I came across an absolutely lovely book, The Selected Poems of T’ao Ch’ien in a rather odd way. I first heard of T’ao Ch’ien in John D’Agata’s essay anthology The Lost Origins of the Essay, which has a short selection of his called “Biography of Master Five-Willows.” This is only a few paragraphs long, but I fell in love with it. It’s my habit when I read an anthology selection that I love to hunt down a book by the author, so when I checked D’Agata’s “Acknowledgments” section to find out where the T’ao Ch’ien piece came from, I saw it came from his selected poems. It was strange to find a prose piece coming from a volume of selected poems, but I thought I’d buy it anyway. Why not? It turns out that the prose piece was included in the introduction to the poems. It also turns out that D’Agata’s definition of the essay is wide enough to encompass poetry as well as prose, as his anthology includes Christopher Smart’s “My Cat Jeoffry,” one of my favorite poems ever. D’Ataga is perhaps stretching the definition of “essay” beyond recognition, but whatever. I love T’ao Ch’ien’s prose and poetry both, so I’m a happy reader.

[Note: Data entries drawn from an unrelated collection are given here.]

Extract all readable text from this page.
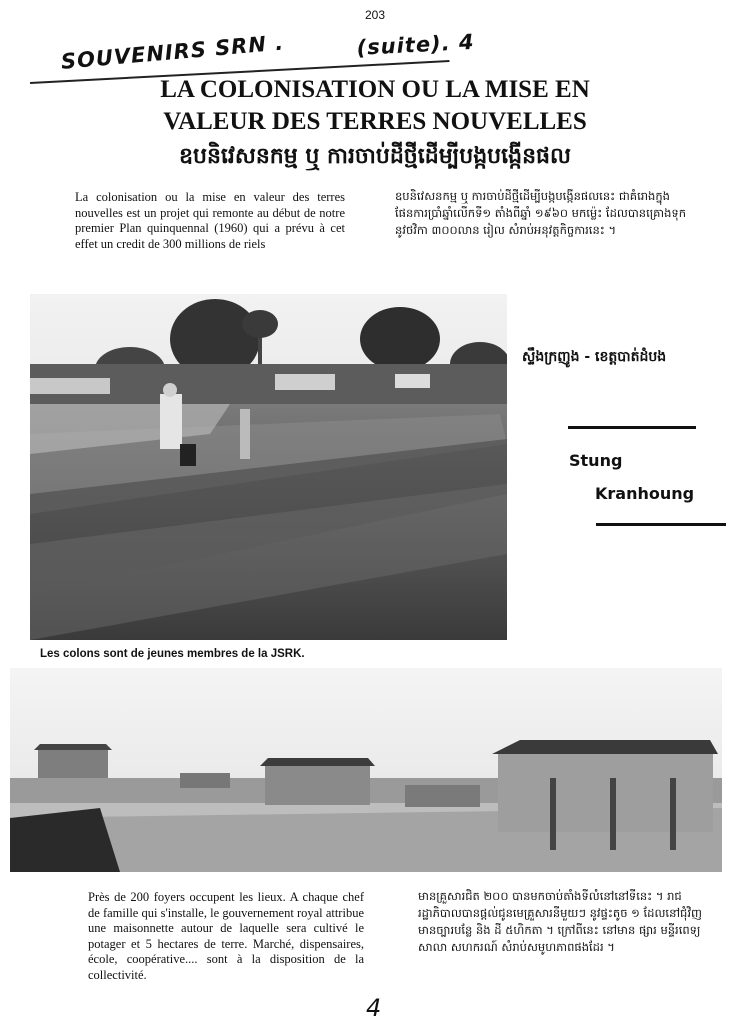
203
SOUVENIRS SRN .	(suite). 4
LA COLONISATION OU LA MISE EN
VALEUR DES TERRES NOUVELLES
ឧបនិវេសនកម្ម ឬ ការចាប់ដីថ្មីដើម្បីបង្កបង្កើនផល
La colonisation ou la mise en valeur des terres nouvelles est un projet qui remonte au début de notre premier Plan quinquennal (1960) qui a prévu à cet effet un credit de 300 millions de riels
ឧបនិវេសនកម្ម ឬ ការចាប់ដីថ្មីដើម្បីបង្កបង្កើនផលនេះ ជាគំរោងក្នុងផែនការប្រាំឆ្នាំលើកទី១ តាំងពីឆ្នាំ ១៩៦០ មកម្ល៉េះ ដែលបានគ្រោងទុកនូវថវិកា ៣០០លាន រៀល សំរាប់អនុវត្តកិច្ចការនេះ ។
Les colons sont de jeunes membres de la JSRK.
ស្ទឹងក្រញូង - ខេត្តបាត់ដំបង
Stung
Kranhoung
Près de 200 foyers occupent les lieux. A chaque chef de famille qui s'installe, le gouvernement royal attribue une maisonnette autour de laquelle sera cultivé le potager et 5 hectares de terre. Marché, dispensaires, école, coopérative.... sont à la disposition de la collectivité.
មានគ្រួសារជិត ២០០ បានមកចាប់តាំងទីលំនៅនៅទីនេះ ។ រាជរដ្ឋាភិបាលបានផ្តល់ជូនមេគ្រួសារនីមួយៗ នូវផ្ទះតូច ១ ដែលនៅជុំវិញមានច្បារបន្លែ និង ដី ៥ហិកតា ។ ក្រៅពីនេះ នៅមាន ផ្សារ មន្ទីរពេទ្យ សាលា សហករណ៍ សំរាប់សមូហភាពផងដែរ ។
4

T’ao Ch’ien is a Chinese writer who lived from 365-427 A.D. The editor of his selected poems says that T’ao was “the first writer to make a poetry of his natural voice and immediate experience, thereby creating the personal lyricism which all major Chinese poets inherited and made their own.” There is indeed a very natural and everyday voice that comes through the poems, the voice of a person who is wise and wryly funny at the same time.
A little bit of T’ao’s life story comes through the poems even if you know nothing else about his biography; you can tell that he at one time held a post in government service but left it to live in poverty as a farmer. His poems are frank about the poverty, but he celebrates his life on his farm, even with its hard work. When the work is done, he is free to walk in nature, to sit quietly at home with friends, and, very often, to drink wine. There is a strong Buddhist orientation to the poems (although the frequent references to wine don’t quite seem to fit); they celebrate living in the moment and enjoying what one has rather than grasping for more. The poems have a strong awareness of suffering and death, but rather than being morbid, they call for enjoyment of life while we have it.
But mostly the poems are just beautiful, in a peaceful, meditative way. The descriptions of nature are brief — none of the poems are long — but evocative, and his depiction of a quiet life lived in nature and among friends is moving. But rather than trying to describe them, let me just give you one of the poems:
In all its reckless leisure, autumn begins
its end. Cold — the dew-charged wind cold,
vines will blossom no more. Our courtyard
trees have spent themselves: they stand
empty. Dingy air washed clean, clear sky
heightens the distant borders of heaven,
and now mourning cicadas have gone silent,
geese call out beneath gossamer clouds.
The ten thousand changes follow each other
away — so why shouldn’t living be hard?
And everyone dies. It’s always been true,
I know, but thinking of it still leaves me
grief-torn. How can I reach my feelings?
A little thick wine, and I’m soon pleased
enough. A thousand years may be beyond me,
but I can turn this morning into forever.
9 responses to “Poetry: T’ao Ch’ien”
I like the poem, but I love your description of how you discovered it. One ofthe best parts of reading is the connection between works, and all the better if the genre shifts in the transition. Wonderful!
Oh, that’s a lovely poem. I have not heard of T’ao before but I think I am going to have to find a copy of this book.
Hinton is a marvelous translator – I read this book last year, and he has many more similar volumes, collections of later poets. He emphasizes – some (not me) might say, overemphasizes – the Buddhist content of the poets.
Lovely poem, lovely discovery tale. Now I have to search for the book by D’Agata! And re-read Smart’s poem. 🙂
Beautiful. And isn’t it amazing to read poetry written 1600 years ago?
That’s a really lovely poem. Isn’t it amazing considering what he wrote about that this poem still exists and we are all reading it now. I love it when one book leads to another one–it’s like following a trail and finding treasure at the end.
Everything about this is cool. I will have to see what I can do about getting a copy of the book.
Verbivore — reading through essay anthologies slowly and branching out from there into other books has been such a fun exercise, and I’ve found several great authors that way. I never expected to end up with poetry though!
Stefanie — I think you would like it; it seems to suit your sensibility pretty well.
Amateur Reader — I thought the translation was good, so I’m glad to hear he has other books out there. I will have to hunt them down because clearly, Chinese poetry is something I like.
Jenclair — the D’Agata book was a great find, I think, and I’m glad I bought it. It’s different from other essay anthologies I’ve seen out there — more of an emphasis on poetic and experimental writing.
Lilian — it IS amazing. And especially so since his voice feels so recognizable and familiar.
Danielle — he writes a lot about how fleeting everything is, which is true, and yet his words have lasted so long! And yes, it’s fun to follow a trail of books — it makes the things I find even more satisfying.
Emily B. — oh, do get a copy of the book — you will enjoy it, I’m sure!